The present analysis disclosed a rotational movement pattern of the six anterior teeth induced by the retainer, while the center of rotation was located at the central incisors. For reasons not currently fully understood, the retention protocol described here seems to result in forces capable of rotating the entire block of teeth interconnected by the retainer, with one end of the block drifting in a lingual and the other end in a vestibular direction (see Fig. 1). Possible explanation for this phenomenon could be a posttreatment transverse relapse, with a resulting force of jaw-narrowing being vented in the anterior mandible and causing rotation of the entire (rigidly interconnected) retainer block.

Authors of a similar investigation have suggested that age-related anterior development of the mandible may be responsible to induce anterior crowding and uprighting the frontal lower incisors with increasing patients age [4]. According to this theory, an active force would emerge in the dental arch which might be able to deform the lower jaw including the retainer segment. Another potential cause that has been discussed would be an iatrogenic activation of the retainer during bonding, resulting in an active permanent wire that might induce movement of the teeth within the retainer segment [27].

Our results allowed to identify the amounts of intercanine expansion and overjet reduction as potential risk factors for posttreatment changes during permanent retention. Documented findings and considerations suggest that, in some cases, a removable appliance should be used in addition to the fixed retainer to ensure proper stabilization of the treatment outcome. It is reasonable to assume from the available findings, at least while scientific data to prove the contrary are not available, that the same factors on record as modifying the stability of orthodontic treatment outcomes will remain relevant even after a fixed lingual retainer has been inserted. Therefore, repeatedly documented risk factors like mandibular anterior protrusion, mandibular intercanine expansion, or pronounced space requirements should not be ignored even in patients with permanent fixed lingual retainers [3, 5, 18].

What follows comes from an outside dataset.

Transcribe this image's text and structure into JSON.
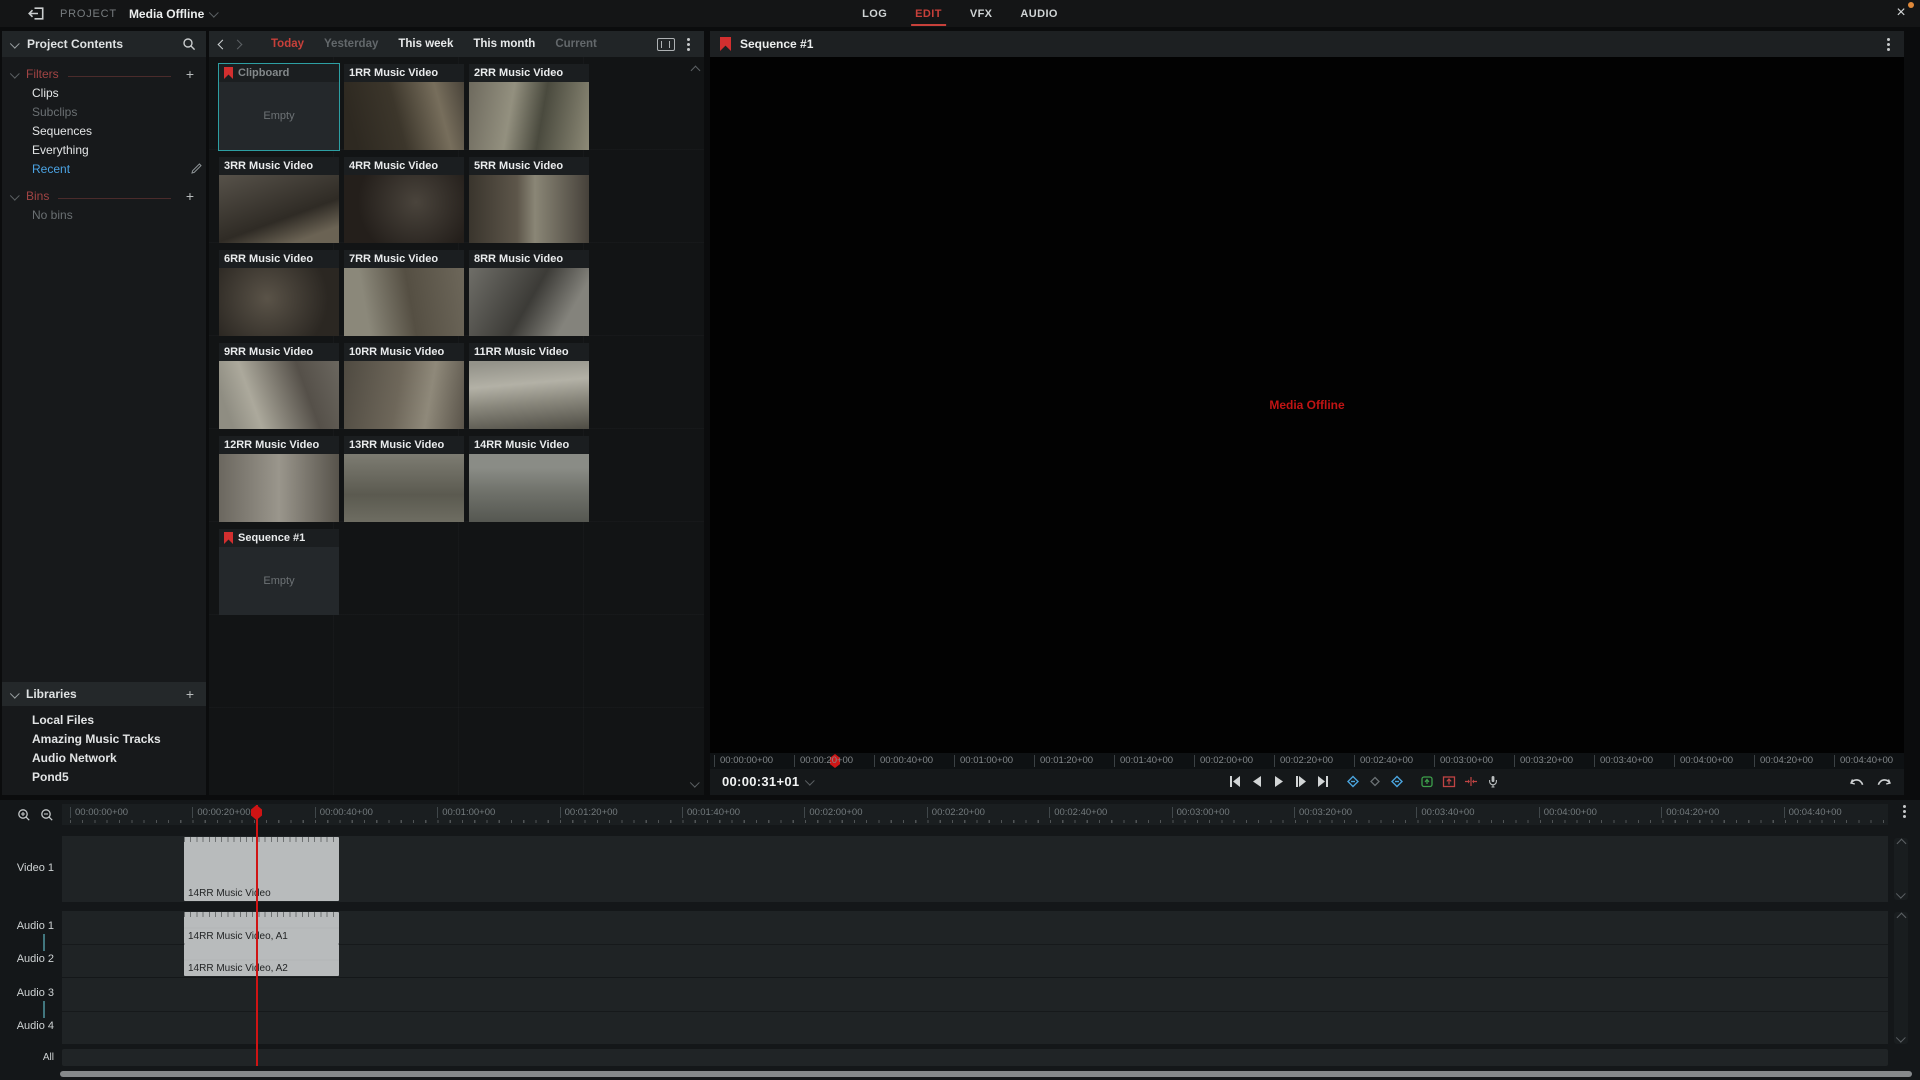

Given the similarity of the tooth movements reported here to a rotational pattern, the retainer material itself might also be a causative factor. Rotation of the entire block of teeth interconnected by the retainer might be favored by de-twisting of the retainer wire. At this point, we cannot conclusively conclude whether, and to what extent, such de-twisting might occur in the intraoral environment and whether the resultant forces/moments would be capable of generating such movements. The question of whether the retainer material poses a risk will require future biomechanical and clinical investigations.

Despite the present data about the incidence of posttreatment tooth movement among lingual retainers, bonded retainers may still be considered as an effective and safe method to stabilize outcomes of orthodontic treatment. The fact that, in some cases, retainers can induce tooth movement in their own turn should be noticed. How this happens exactly remains to be scientifically elucidated in future studies. Based on the results of the present study, we recommend a removable retention appliance in addition to a lingual retainer in cases exhibiting transverse expansion of the mandible and pronounced overjet correction during orthodontic treatment.